Woke up at 0630, remembered dream, and did a WBTS at 0357! Success! There was this strange bit where I thought I remember two dreams, but looked and the first dream was already written down, but on going to write the dream above, there was no other dream written down, and I can't remember more than one dream.
Did I dream looking in the journal? I did a reality check before writing in it, but not one before that memory of me looking in it.
Feel like lucid dream coming soon. Reality check habit triggering more and more. Dreams remembered nightly again, I think. WBTS back. Would be nice to have a really solid "watch myself fall asleep" experience again as well. But lucid dream doesn't have to be WILD, can be DILD.
Feeling real good. There's a synergy between past, present, and future me. There's still some habits to iron out, but I feel them coming along.
- Feeling of gravity pulling in different directions (as if I'm standing on my hands for example)
- Not knowing where my hands are or how they are resting (they were lightly clenched in my pockets)
Tried to really see an "apple" and I don't think I did, but it was the only thing in color in the visualization.
Felt the warmth spread over my body as the nap ended, but it had trouble seeping into my feet. Could really feel my feet and toes. Control over scope of attention really improving (thanks to meditation).

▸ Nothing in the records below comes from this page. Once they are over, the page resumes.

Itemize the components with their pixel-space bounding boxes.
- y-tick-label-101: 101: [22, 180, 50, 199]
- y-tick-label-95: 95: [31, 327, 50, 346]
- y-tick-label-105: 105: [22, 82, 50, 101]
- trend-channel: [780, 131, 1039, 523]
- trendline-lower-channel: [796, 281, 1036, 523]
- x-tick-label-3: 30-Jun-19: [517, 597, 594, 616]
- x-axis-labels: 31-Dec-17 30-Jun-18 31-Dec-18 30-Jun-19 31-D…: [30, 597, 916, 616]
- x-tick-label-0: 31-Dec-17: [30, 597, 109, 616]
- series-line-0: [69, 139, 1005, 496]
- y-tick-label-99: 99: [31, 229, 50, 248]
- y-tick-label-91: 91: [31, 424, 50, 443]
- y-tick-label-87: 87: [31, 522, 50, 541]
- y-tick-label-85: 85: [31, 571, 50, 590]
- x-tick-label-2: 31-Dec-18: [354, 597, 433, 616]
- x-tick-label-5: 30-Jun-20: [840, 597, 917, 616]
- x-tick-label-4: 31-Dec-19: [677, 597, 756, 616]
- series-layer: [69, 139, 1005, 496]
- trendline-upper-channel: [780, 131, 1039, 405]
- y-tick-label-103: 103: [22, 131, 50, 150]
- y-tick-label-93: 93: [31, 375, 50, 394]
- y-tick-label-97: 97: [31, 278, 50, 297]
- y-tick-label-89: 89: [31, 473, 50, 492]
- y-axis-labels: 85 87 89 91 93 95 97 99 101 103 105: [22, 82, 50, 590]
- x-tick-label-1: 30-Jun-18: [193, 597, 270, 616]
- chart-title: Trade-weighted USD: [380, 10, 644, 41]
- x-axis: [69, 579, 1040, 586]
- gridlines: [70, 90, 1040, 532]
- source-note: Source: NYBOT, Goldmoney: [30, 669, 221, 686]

Okay, so I am going to try out saving my writing in a Notion database called "Misc Writing". I thought this would be annoying, but the idea is that the "title" of each page is a paragraph. I can then tag each paragraph with the kind of content I think it is (if it's interesting enough to tag) and then later on I can read, in chronological order, all my writing of a certain tag.
My thinking is that my blog post ideas will have their names as tags. And then I can initialize a blog post with a linked database of misc writing that filters only on that tag. Once I feel I've written enough to edit it into something more, it can become a blog post.
I can also more easily explore my old writing via tags, maybe? We'll see what happens.
This should also mean that I can just start writing a new paragraph at any given point without having to make any space for it, and just make sure I tag it.
This may be an okay way of doing the zettelkasten method (as far as my limited understanding of it goes).
It'll also be pretty easy to find the context of a sentence from its created timestamp. Hmmm... this could be quite interesting.
And I have verified that this setup copy-pastes into my diary pretty well, so neat! Note: I have tagged each paragraph here with "Experiment", "Zettelkasten", and "Notion Mutation".
I wonder how Notion handles exporting this setup.... (I'll tag this thought with "Idea" to come back to later.)
Ooh... yes. I like this. (This will not be tagged. Also, I'm going to stop noting how I'm tagging things.)
Though, now it may be time to really confront the purpose of these daily diary posts.... I really don't need to have them anymore. The few people who read this... well, the ones that matter (no offense if I don't know you) I would probably get more out of some sort of regular call with them, if I don't do that already (and I don't for at least one of you).
So weird to maybe just stop.... Well, I'm going to do this until this weekend, at least, to capture anything I do in my diary that I may want to replicate here. For instance, I tag each post still. I can do the same thing in Notion.
Lastly, I'm going to want to really verify I can export and have all my stuff from Notion. Not sure how exporting Notion databases works.
Anyways, I really need to stop writing now and stretch and go to bed.